If you do notice a trend over a prolonged period of time, definitely feel free to open a dialogue with them, but try to do it on some down time when they aren’t in the middle of chores.
Don’t approach the stable owner’s home unless there is an emergency.
Have healthy boundaries. You cannot be expected to be the quarterback for every question a horse owner has. It is undoubtedly convenient for owners to call you first, or ask you as you’re passing by the stall.
Do remember that it may have taken you 10, 20, 30 years of experience to have that knowledge, so you do need to respect your expertise to a certain degree.A one off here and there is likely fine, and you’re probably more than happy to share your knowledge but watch out around the ask-holes and if need be, offer to mentor them in horse ownership for a fee.
The stable owner is not your intermediate veterinarian, farrier, nutritionist, trainer, or bodyworker. Stable owners know a lot of things and are semi-experts in all of the above, but that does not mean they are there at your disposal to glean free information from.
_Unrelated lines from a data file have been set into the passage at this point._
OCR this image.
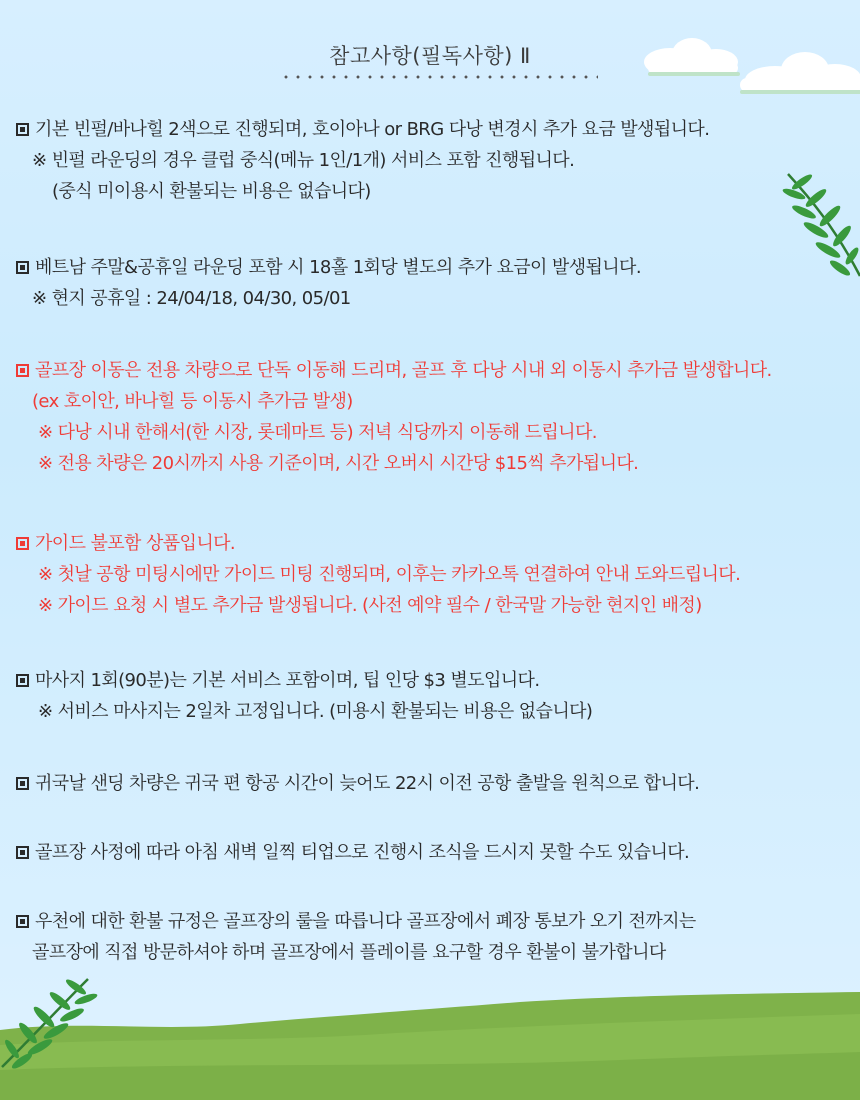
참고사항(필독사항) Ⅱ
기본 빈펄/바나힐 2색으로 진행되며, 호이아나 or BRG 다낭 변경시 추가 요금 발생됩니다.
※ 빈펄 라운딩의 경우 클럽 중식(메뉴 1인/1개) 서비스 포함 진행됩니다.
(중식 미이용시 환불되는 비용은 없습니다)
베트남 주말&공휴일 라운딩 포함 시 18홀 1회당 별도의 추가 요금이 발생됩니다.
※ 현지 공휴일 : 24/04/18, 04/30, 05/01
골프장 이동은 전용 차량으로 단독 이동해 드리며, 골프 후 다낭 시내 외 이동시 추가금 발생합니다.
(ex 호이안, 바나힐 등 이동시 추가금 발생)
※ 다낭 시내 한해서(한 시장, 롯데마트 등) 저녁 식당까지 이동해 드립니다.
※ 전용 차량은 20시까지 사용 기준이며, 시간 오버시 시간당 $15씩 추가됩니다.
가이드 불포함 상품입니다.
※ 첫날 공항 미팅시에만 가이드 미팅 진행되며, 이후는 카카오톡 연결하여 안내 도와드립니다.
※ 가이드 요청 시 별도 추가금 발생됩니다. (사전 예약 필수 / 한국말 가능한 현지인 배정)
마사지 1회(90분)는 기본 서비스 포함이며, 팁 인당 $3 별도입니다.
※ 서비스 마사지는 2일차 고정입니다. (미용시 환불되는 비용은 없습니다)
귀국날 샌딩 차량은 귀국 편 항공 시간이 늦어도 22시 이전 공항 출발을 원칙으로 합니다.
골프장 사정에 따라 아침 새벽 일찍 티업으로 진행시 조식을 드시지 못할 수도 있습니다.
우천에 대한 환불 규정은 골프장의 룰을 따릅니다 골프장에서 폐장 통보가 오기 전까지는
골프장에 직접 방문하셔야 하며 골프장에서 플레이를 요구할 경우 환불이 불가합니다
If you have an issue with any of the above, think to yourself who you would call or what you would do if you were on your own farm. Did your horse throw a shoe and you’re wondering if you can still trail ride tomorrow? Call your farrier. Need to know if that laceration needs medical attention? Your vet is the one you need to talk to.
Stable owners are often very lax in this area and go above and beyond for the benefit of a healthy horse. If they are a wealth of knowledge, ask if you can compensate them for their time if and when you need.
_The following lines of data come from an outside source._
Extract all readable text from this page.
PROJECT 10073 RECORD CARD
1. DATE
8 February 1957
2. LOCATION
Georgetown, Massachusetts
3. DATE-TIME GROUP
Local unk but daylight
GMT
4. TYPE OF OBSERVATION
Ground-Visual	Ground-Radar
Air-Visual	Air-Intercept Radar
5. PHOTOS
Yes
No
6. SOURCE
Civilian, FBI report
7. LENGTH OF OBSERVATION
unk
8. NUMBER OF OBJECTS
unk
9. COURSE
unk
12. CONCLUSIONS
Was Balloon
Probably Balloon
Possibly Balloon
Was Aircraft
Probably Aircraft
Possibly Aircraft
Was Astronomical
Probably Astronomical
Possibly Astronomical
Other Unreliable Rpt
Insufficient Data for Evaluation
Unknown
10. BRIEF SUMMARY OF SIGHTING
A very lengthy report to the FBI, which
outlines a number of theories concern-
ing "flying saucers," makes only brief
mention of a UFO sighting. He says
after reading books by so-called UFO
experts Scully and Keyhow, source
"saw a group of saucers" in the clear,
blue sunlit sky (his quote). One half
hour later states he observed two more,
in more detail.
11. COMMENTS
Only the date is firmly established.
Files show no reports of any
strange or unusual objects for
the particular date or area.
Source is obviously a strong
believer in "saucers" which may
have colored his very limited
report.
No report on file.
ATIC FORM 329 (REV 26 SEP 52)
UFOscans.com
If you live on the property, ensure there is a sanctity in your home – somewhere that is “off limits” that if you don’t want to see, hear, talk to the public, you can find reprieve. Have this posted in your stable rules.
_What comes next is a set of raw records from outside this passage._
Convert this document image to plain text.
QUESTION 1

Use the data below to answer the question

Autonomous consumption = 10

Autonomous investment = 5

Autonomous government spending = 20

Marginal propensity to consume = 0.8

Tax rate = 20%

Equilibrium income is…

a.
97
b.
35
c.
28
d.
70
Some days you may feel happy about standing around and chatting, boarding horses has created some close and lifelong friendships for me. But other days I just want to get the chores done and keep to myself.
Never treat anyone with rudeness, but if you’re having an off day or are too busy to talk, just let your owners know that you’d love to catch up with them another time.
I have been both a boarder, and a boarding stable. Owning a boarding stable helped me recognize how terrible of a boarder I had been, thinking “it’s just one poop I don’t have to pick up every single time.” “I wonder if I left the lights on?” “Someone else will check the hydrant.” Oy vey.
And at the same time, having boarded horses for over 12 years I have gone through periods of boarding lots of horses, to none at all. Although I appreciate looking at a perfectly placed row of bridles when it’s just me on the farm, I absolutely love the little community that is created with boarding. I diligently screen all owners and am not afraid to turn away owners or horses that I don’t think will be a good fit.
Sometimes a horse doesn’t sound like it will be a fit, and as much as you’d like to fill that vacancy – ensuring you are bringing in the right type of horses, ones that are happily caught, have extensive handling and proper manners will all help keep you safe, as well as happy continuing to house other people’s horses.
Having these conversations up front with potential boarders, and then maintaining clear lines of communication with existing boarders can help create a really wonderful experience for you, and more importantly, the horses.